Amoris Laetitia, Pastoral Care, & Discernment
Pastoral Care of the Married and Divorced
The below article (“On Discernment”) is a great blog post about “Amoris Laetitia.” It echoes my own sentiment regarding pastoral discernment.
I argued (http://www.johnthebaptistmoora.com/346443107/4531752/posting/what-s-the-right-thing-to-do-to-hook-up-with-you) that Jesus wouldn’t be “loving you if he were to preach anything other than repentance. He wills that we turn away from sin, and turn back to God. For that reason, he pulled up the Samaritan woman for her adultery. He challenged her…Repent, sin no more. Be faithful to Jesus. He will give you life. Amen.”
And as pastoral care is modelled on the care Jesus gave, it involves pastors calling their parishioners to repentance (i.e., correcting them - see Can. 529). The question is more about how to do this with love and sensitivity, whilst delivering pastoral care.
The conclusion of “On Discernment” is similar “So any process of discernment that is not aimed at ending the adultery is the opposite of mercy. And any sexual intimacy in a second union, where the first is valid and endures, is adultery, as Our Lord clearly taught.”
By Countercultural Father http://ccfather.blogspot.com.au/2017/08/on-discernment.html
In all the talk around the more revolutionary interpretations of Amoris Laetitia, the word discernment comes up.
It came up yesterday in a twitter conversation I was having on the topic with @thirstygargoyle - he had responded to my previous post about Jurisprudence and Imprudence by tweeting: It's important to note, I think, that Amoris deals with how to pick up pieces afterwards, and proposes an *augmented* internal forum. By which I mean, it proposes that discernment is guided by a priest, and is not a purely solitary exercise.
I asked: What is the discernment aimed at discerning? That is what nobody has (yet) explained to me... That the previous marriage was null?
To which he replied: It will vary from case to case. There'll be a huge range of variants.
We chatted on for quite a while, but really got no further in terms of what is being discerned.
And that worries me.
For I think that some interpreters of AL may help people to 'discern' that their previous marriage was in fact null, so they are free to treat their new union as a real marriage. Others may help people to discern that in their particular situation, it would be impossible to separate, so they too could treat their new union as a real marriage. And so on.

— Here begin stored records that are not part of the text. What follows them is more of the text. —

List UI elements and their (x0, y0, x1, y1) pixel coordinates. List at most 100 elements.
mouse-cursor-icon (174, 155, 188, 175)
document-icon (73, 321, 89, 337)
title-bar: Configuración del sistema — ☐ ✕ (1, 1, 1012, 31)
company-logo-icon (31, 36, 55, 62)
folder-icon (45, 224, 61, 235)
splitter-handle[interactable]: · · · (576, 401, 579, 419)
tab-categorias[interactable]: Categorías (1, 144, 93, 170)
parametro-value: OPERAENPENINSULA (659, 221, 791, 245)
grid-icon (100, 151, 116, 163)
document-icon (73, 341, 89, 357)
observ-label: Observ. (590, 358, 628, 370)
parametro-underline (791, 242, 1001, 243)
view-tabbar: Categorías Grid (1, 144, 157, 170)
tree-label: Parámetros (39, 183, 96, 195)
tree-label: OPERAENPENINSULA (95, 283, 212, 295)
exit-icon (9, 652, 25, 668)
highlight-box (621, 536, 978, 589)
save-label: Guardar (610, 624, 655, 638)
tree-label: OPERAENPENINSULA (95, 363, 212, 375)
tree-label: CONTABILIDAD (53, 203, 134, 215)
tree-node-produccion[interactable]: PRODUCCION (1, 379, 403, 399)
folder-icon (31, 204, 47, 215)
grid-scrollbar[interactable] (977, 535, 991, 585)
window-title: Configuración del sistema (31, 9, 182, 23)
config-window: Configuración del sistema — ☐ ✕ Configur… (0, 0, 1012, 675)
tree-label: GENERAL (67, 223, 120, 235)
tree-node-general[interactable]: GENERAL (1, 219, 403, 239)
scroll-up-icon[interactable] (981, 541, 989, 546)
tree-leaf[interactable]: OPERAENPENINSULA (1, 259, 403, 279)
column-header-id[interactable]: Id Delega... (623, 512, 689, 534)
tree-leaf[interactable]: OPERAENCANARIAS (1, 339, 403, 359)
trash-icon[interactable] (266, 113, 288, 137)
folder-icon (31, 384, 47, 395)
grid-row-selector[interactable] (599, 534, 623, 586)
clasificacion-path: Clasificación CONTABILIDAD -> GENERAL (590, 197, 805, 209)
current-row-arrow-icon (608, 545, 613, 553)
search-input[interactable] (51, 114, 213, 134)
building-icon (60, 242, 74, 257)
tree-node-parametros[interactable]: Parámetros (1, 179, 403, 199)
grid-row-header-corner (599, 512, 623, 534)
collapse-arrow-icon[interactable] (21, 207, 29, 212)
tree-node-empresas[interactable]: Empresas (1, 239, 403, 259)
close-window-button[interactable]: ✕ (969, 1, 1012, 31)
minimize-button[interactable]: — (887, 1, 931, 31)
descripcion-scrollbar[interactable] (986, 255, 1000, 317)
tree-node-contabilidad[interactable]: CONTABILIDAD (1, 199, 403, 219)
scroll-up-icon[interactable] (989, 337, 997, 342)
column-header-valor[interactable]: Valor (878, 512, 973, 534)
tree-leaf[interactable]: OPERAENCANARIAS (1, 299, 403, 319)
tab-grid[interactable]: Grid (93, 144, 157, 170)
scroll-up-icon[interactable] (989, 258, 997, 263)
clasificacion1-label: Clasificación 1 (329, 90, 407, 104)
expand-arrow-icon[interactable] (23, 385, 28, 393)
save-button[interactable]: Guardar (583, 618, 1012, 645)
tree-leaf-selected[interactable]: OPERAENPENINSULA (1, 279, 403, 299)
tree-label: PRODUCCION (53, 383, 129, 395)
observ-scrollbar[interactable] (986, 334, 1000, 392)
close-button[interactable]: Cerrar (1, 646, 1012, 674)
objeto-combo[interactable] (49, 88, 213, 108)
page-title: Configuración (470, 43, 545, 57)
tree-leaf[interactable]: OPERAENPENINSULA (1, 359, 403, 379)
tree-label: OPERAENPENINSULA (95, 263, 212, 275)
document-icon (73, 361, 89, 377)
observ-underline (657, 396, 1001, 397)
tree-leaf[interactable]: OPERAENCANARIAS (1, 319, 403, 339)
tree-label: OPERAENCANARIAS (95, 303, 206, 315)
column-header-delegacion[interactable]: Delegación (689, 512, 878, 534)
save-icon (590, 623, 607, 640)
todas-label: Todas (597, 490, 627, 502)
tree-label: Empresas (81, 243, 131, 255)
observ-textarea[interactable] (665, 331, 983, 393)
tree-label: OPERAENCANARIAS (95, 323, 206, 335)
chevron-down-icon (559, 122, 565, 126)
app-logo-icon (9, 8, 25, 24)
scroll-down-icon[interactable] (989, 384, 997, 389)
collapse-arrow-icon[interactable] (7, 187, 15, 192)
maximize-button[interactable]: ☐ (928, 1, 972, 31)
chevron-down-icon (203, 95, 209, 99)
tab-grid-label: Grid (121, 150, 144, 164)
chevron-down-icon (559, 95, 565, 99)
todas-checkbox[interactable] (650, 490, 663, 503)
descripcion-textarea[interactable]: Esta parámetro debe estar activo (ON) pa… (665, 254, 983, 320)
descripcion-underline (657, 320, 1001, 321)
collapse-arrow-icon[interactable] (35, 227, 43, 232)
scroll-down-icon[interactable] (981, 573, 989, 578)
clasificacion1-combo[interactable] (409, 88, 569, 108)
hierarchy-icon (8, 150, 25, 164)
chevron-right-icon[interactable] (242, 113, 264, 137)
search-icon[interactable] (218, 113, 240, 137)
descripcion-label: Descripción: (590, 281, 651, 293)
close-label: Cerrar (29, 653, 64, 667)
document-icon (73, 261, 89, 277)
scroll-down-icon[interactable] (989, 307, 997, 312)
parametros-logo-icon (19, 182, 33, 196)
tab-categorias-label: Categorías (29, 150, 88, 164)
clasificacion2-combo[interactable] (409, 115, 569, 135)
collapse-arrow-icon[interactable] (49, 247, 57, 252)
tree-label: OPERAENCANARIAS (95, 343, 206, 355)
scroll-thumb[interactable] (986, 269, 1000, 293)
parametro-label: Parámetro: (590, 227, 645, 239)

@thirstygargoyle makes the point that Familiaris Consortio suggests that 'the situations of individuals who had remarried after divorces were different and needed to be treated differently.' But nowhere does Familiaris Consortio or any other teaching document of the Church suggest that 'differently' might mean acknowledging a second union as legitimate when a first valid marriage endures. Yet that seems the direction of travel of many interpreters of AL.
For what it's worth, my view is that discernment should be a process that leads the individual to realise the incompatibility of living with a second partner as a spouse with the life of grace; and therefore implies a penitential path which is aimed to a resolution of the irregularity: that is to say, a cessation of the adultery. For such is the path of mercy. And whilst someone is determined to persist in adultery, such a determination de facto means they are not in a position to receive Holy Communion. That is not necessarily a judgement that they are in mortal sin; but if they are not, then they are in a state of ignorance with regard to the teaching of the Church that is also incompatible with full (and therefore eucharistic) communion.
I think the underlying problem with some interpreters of AL is that they do not really think any harm is being done by those in second unions. If the first marriage is truly over (say the other spouse has abandoned the one in discernment irrevocably), then what's the problem?
The first problem is precisely there: the first marriage is not truly over, even if the other spouse has abandoned the one in discernment irrevocably. In such a case the marriage still endures, and that means that the second party is not free to enter a new union (that's rather what we mean when we promise 'for better of for worse, till death do us part.')
The second problem is that sin harms us and others. Any sin. Every time. Even when culpability is reduced, sin is still evil, and still harmful. The abortionist who truly and sincerely believes he is helping a distressed pregnant woman is still doing something evil, even though his culpability may be minimal or non-existent. The adulterer is no different.
So any process of discernment that is not aimed at ending the adultery is the opposite of mercy. And any sexual intimacy in a second union, where the first is valid and endures, is adultery, as Our Lord clearly taught.